Hidayat Setiaji, CNBC Indonesia
15 August 2019 10:10
Resesi dan Kebangkitan Proteksionisme dari Alam Kubur
Ilustrasi Aktivitas di Pelabuhan (CNBC Indonesia/Andrean Kristianto)
Jakarta, CNBC Indonesia - Dalam beberapa hari terakhir, isu resesi ekonomi global santer terdengar dan menjadi sentimen negatif di pasar keuangan dunia. Hari ini, sentimen itu menebal dan membuat investor cemas bukan main. 

Dini hari tadi waktu Indonesia, Wall Street mengalami koreksi sangat dalam. Dow Jones Industrial Average anjlok 3,05%, S&P 500 amblas 2,93%, dan Nasdaq Composite ambrol 3,02%. DJIA mencatat penurunan terdalam sejak Oktober tahun lalu. 

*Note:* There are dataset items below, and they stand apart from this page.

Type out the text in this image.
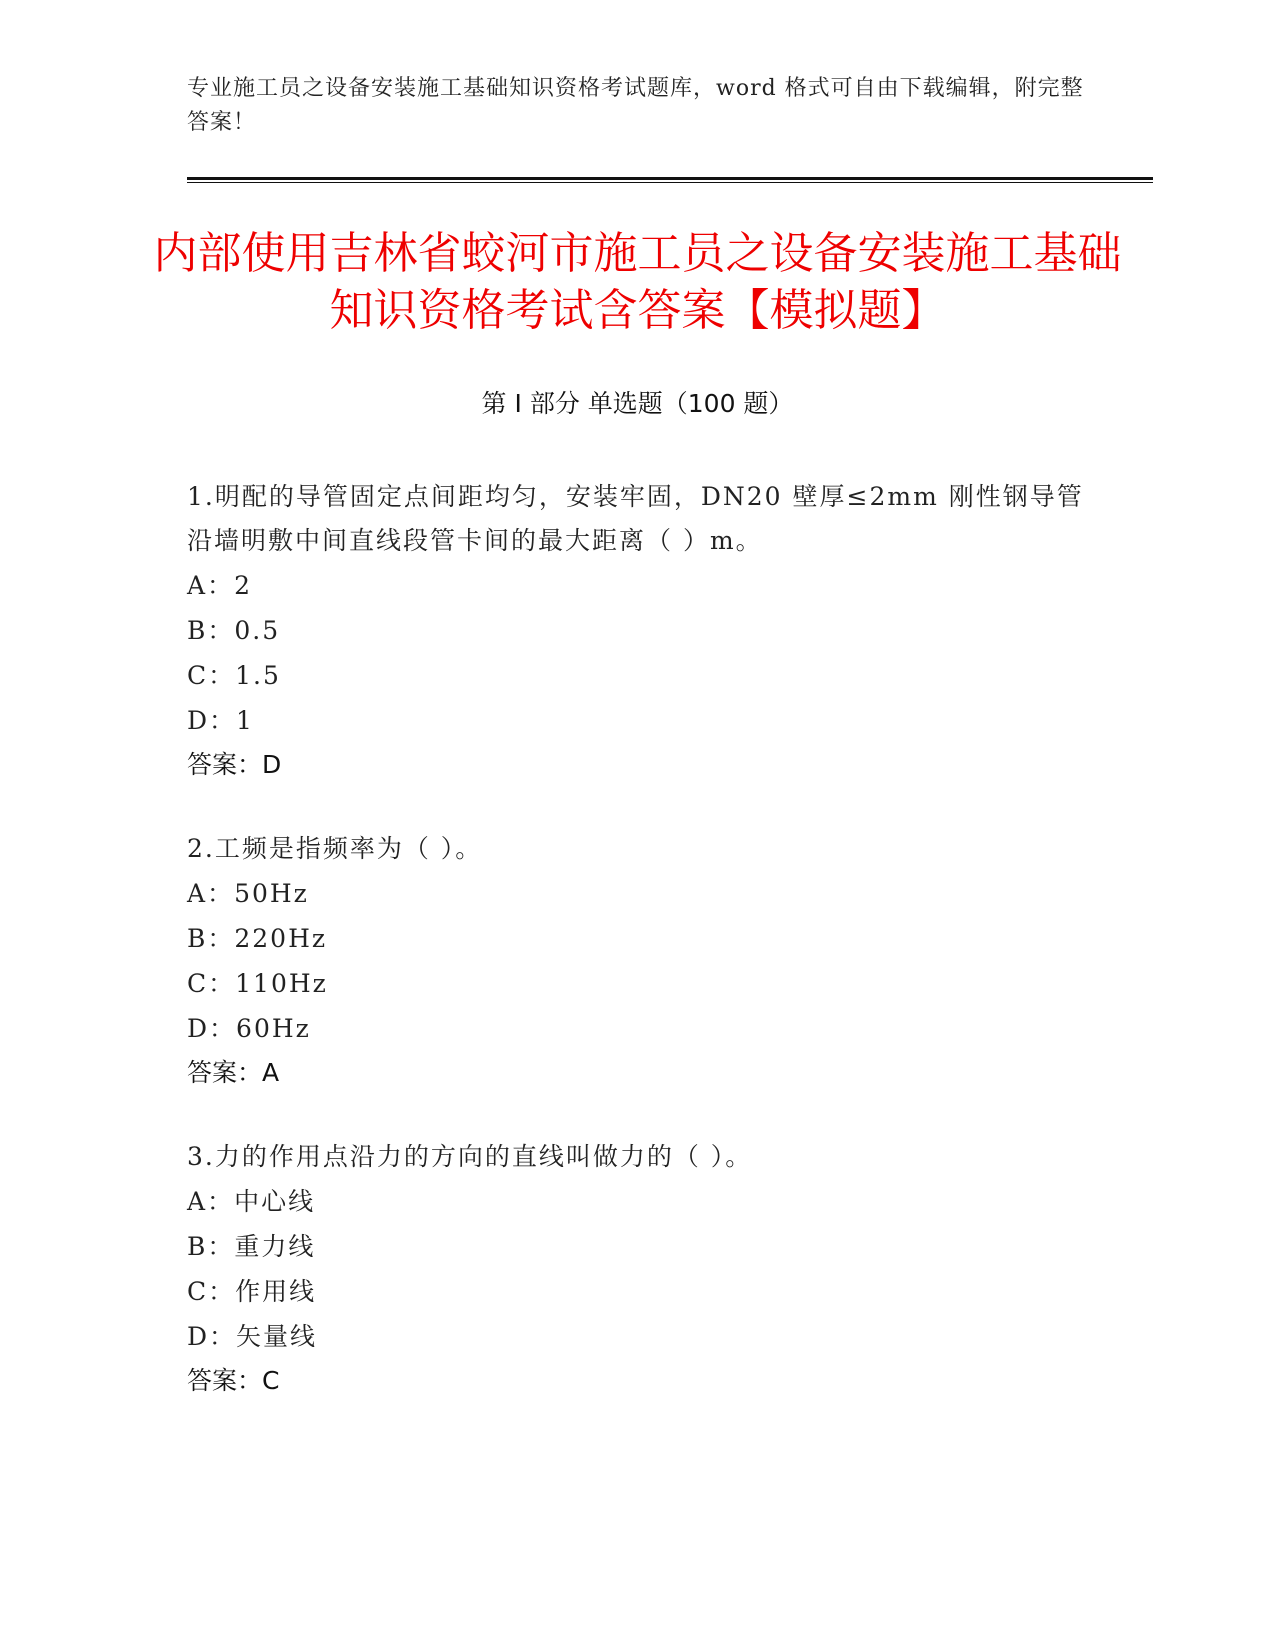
专业施工员之设备安装施工基础知识资格考试题库，word 格式可自由下载编辑，附完整答案！
内部使用吉林省蛟河市施工员之设备安装施工基础知识资格考试含答案【模拟题】
第 I 部分 单选题（100 题）
1.明配的导管固定点间距均匀，安装牢固，DN20 壁厚≤2mm 刚性钢导管沿墙明敷中间直线段管卡间的最大距离（ ）m。
A： 2
B： 0.5
C： 1.5
D： 1
答案：D
2.工频是指频率为（ ）。
A： 50Hz
B： 220Hz
C： 110Hz
D： 60Hz
答案：A
3.力的作用点沿力的方向的直线叫做力的（ ）。
A： 中心线
B： 重力线
C： 作用线
D： 矢量线
答案：C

Penyebabnya apalagi kalau bukan kekhawatiran soal ancaman resesi. Sinyal ke arah sana terlihat dari inversi imbal hasil (yield) obligasi pemerintah Amerika Serikat (AS). Inversi berarti yield obligasi jangka pendek lebih tinggi ketimbang jangka panjang. Investor meminta jaminan lebih untuk instrumen jangka pendek karena merasa ada risiko besar di depan mata. 

Berikut yield obligasi pemerintah AS berbagai tenor pada pukul 09:07 WIB: 



Bagai efek domino, kejatuhan Wall Street merembet ke Asia. Pada pukul 09:11 WIB, indeks Nikkei 225 anjlok 1,47%, Hang Seng turun 0,68%, Shanghai Composite ambruk 1,06%, Straits Times ambrol 1,41%, dan Indeks Harga Saham Gabungan (IHSG) amblas 1,03%. 

Tidak hanya di pasar saham mata uang Asia pun ramai-ramai melemah di hadapan dolar AS. Berikut  perkembangan kurs dolar AS terhadap mata uang utama Benua Kuning pada pukul 09:13 WIB: 

 



(BERLANJUT KE HALAMAN 2)

Kalau dirunut-runut, sebenarnya apa yang menyebabkan ancaman resesi saat ini terasa begitu nyata? Jawabannya adalah proteksionisme perdagangan. 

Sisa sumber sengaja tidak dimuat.